Act – Running with Rick
Forty years ago, the Episcopal priest, Malcolm Boyd, wrote a best-selling collection of prayers called ARE YOU RUNNING WITH ME, JESUS? In a breezy street argot that was a cross between James Baldwin and Dag Hammarskӧld, Boyd explored themes of sin, vulnerability, and social responsibility. He begged Christ for forgiveness and the courage, not just to “be” as theologian Paul Tillich said, but to act.
I’ve thought of this book a lot over 20 years of long-distance running with my good friend Rick Peyser of Green Mountain Coffee Roasters. During those hours we would talk about families, running pains, politics and our respective jobs and our Christian faith.During his career at Green Mountain, Rick has always put the interests of coffee farmers foremost. He rose through the company to become Director of Social Advocacy and Supply Chain Community Outreach. In this role, he traveled to over 30 countries to oversee gifts of GMCR money for a variety of economic development and food security projects. Meanwhile his influence spread beyond the company and he became president of the Specialty Coffee Association of America, the largest coffee organization in the world.
Of all my close friends, he works at his Christian faith most diligently, if quietly. We joke that our own ecumenism is at work here. He goes to mass at St. Thomas Catholic church in Underhill on Saturday afternoon. I go to St.
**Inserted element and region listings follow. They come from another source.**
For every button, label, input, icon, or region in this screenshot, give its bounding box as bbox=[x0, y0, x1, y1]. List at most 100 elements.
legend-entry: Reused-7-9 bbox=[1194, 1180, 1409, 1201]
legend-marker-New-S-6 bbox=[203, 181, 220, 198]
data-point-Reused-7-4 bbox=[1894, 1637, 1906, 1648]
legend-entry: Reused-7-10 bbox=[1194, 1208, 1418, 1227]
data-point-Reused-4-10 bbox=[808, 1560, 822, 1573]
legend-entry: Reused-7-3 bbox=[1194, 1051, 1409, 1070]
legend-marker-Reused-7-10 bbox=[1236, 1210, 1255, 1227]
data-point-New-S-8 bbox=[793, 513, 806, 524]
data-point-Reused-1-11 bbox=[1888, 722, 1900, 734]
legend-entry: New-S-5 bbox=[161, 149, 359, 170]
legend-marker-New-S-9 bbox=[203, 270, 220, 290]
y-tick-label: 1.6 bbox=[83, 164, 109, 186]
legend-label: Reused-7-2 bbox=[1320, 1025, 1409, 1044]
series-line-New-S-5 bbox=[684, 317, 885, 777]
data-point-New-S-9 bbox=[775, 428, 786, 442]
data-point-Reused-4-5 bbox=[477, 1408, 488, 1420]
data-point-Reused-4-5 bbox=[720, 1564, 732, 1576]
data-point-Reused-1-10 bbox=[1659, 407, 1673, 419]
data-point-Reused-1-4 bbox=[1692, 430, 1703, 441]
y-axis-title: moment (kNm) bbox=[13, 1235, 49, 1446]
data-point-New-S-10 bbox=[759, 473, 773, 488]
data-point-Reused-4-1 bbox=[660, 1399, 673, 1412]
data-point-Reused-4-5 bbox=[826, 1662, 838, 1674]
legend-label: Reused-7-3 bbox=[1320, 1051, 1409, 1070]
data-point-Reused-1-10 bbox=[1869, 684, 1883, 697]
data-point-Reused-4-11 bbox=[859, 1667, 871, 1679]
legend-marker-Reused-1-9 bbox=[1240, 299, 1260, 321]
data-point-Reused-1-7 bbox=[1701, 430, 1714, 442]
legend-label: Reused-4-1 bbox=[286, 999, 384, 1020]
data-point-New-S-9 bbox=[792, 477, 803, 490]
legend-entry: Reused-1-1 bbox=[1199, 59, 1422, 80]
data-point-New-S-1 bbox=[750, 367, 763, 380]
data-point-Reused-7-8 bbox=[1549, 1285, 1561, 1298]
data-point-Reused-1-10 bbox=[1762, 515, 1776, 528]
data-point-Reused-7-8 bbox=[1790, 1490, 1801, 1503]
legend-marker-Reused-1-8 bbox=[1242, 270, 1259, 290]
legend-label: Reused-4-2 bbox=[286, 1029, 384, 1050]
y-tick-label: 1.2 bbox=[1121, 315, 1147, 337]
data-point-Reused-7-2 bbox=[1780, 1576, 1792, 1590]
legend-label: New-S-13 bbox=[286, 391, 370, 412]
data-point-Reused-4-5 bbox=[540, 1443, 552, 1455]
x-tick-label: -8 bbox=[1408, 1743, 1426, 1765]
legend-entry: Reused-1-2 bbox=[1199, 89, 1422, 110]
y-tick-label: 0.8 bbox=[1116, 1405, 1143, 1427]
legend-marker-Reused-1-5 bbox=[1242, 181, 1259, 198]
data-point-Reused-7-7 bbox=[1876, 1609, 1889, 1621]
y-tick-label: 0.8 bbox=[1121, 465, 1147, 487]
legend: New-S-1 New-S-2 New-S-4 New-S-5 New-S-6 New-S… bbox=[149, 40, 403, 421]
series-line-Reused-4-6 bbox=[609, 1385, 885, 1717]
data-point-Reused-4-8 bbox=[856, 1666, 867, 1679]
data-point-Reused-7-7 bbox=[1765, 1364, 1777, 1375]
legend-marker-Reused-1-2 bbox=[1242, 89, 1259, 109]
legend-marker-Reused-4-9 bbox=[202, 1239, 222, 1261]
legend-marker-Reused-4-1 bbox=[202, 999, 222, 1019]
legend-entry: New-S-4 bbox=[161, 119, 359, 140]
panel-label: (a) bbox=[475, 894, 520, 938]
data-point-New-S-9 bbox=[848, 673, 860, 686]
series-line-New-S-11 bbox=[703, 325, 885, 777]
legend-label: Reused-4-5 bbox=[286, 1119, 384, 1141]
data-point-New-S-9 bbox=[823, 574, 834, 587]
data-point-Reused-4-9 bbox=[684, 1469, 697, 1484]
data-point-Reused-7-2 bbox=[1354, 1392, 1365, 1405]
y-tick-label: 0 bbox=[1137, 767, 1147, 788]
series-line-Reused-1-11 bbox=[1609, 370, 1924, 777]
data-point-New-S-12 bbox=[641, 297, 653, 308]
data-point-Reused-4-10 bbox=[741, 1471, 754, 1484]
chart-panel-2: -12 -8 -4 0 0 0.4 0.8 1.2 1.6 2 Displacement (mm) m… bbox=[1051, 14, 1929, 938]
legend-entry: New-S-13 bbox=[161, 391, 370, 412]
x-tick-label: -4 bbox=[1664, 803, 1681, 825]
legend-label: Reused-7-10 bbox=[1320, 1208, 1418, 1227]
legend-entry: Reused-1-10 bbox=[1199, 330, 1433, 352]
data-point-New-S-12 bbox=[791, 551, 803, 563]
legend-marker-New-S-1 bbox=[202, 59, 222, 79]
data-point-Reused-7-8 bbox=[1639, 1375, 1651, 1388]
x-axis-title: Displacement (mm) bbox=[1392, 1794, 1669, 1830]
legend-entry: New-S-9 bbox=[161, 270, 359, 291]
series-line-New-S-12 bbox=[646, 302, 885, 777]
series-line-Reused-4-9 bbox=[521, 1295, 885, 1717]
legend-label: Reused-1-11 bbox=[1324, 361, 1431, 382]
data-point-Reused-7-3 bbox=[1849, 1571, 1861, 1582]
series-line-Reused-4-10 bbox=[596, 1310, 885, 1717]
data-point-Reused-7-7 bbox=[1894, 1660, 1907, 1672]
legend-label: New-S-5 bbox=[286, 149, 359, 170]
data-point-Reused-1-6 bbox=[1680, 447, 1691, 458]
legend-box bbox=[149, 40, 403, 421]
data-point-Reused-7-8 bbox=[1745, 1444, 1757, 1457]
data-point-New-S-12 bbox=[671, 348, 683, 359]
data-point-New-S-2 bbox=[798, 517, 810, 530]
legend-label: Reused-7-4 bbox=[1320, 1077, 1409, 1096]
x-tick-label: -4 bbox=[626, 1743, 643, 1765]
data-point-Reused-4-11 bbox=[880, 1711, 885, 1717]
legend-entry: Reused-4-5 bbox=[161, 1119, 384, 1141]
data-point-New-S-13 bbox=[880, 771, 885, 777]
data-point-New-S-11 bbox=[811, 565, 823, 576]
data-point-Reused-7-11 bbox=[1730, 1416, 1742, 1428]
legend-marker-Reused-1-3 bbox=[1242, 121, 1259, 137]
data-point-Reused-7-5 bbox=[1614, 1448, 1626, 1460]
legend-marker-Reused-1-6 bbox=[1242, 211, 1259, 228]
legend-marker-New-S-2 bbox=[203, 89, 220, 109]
Andrew’s church on Sunday. We each have a favorite Biblical text. His is from St. Matthew: “Inasmuch as ye have done it unto one of the least of these my brethren, ye have done it unto me.” Mine is from St. Luke: “…to whom much is given, from him much will be required.”
Six years ago I persuaded Rick to tell his story, in a book we called BREWING CHANGE. During the five years we spent writing the book, I became a literal disciple of his and began to help some of those same farmers learn beekeeping as a way of supplementing their income. We both share in the words of William Penn:
“I expect to pass through this life but once. Therefore, if there be any kindness I can show, or any good thing I can do for another human being, let me do it now, for I shall not pass this way again.”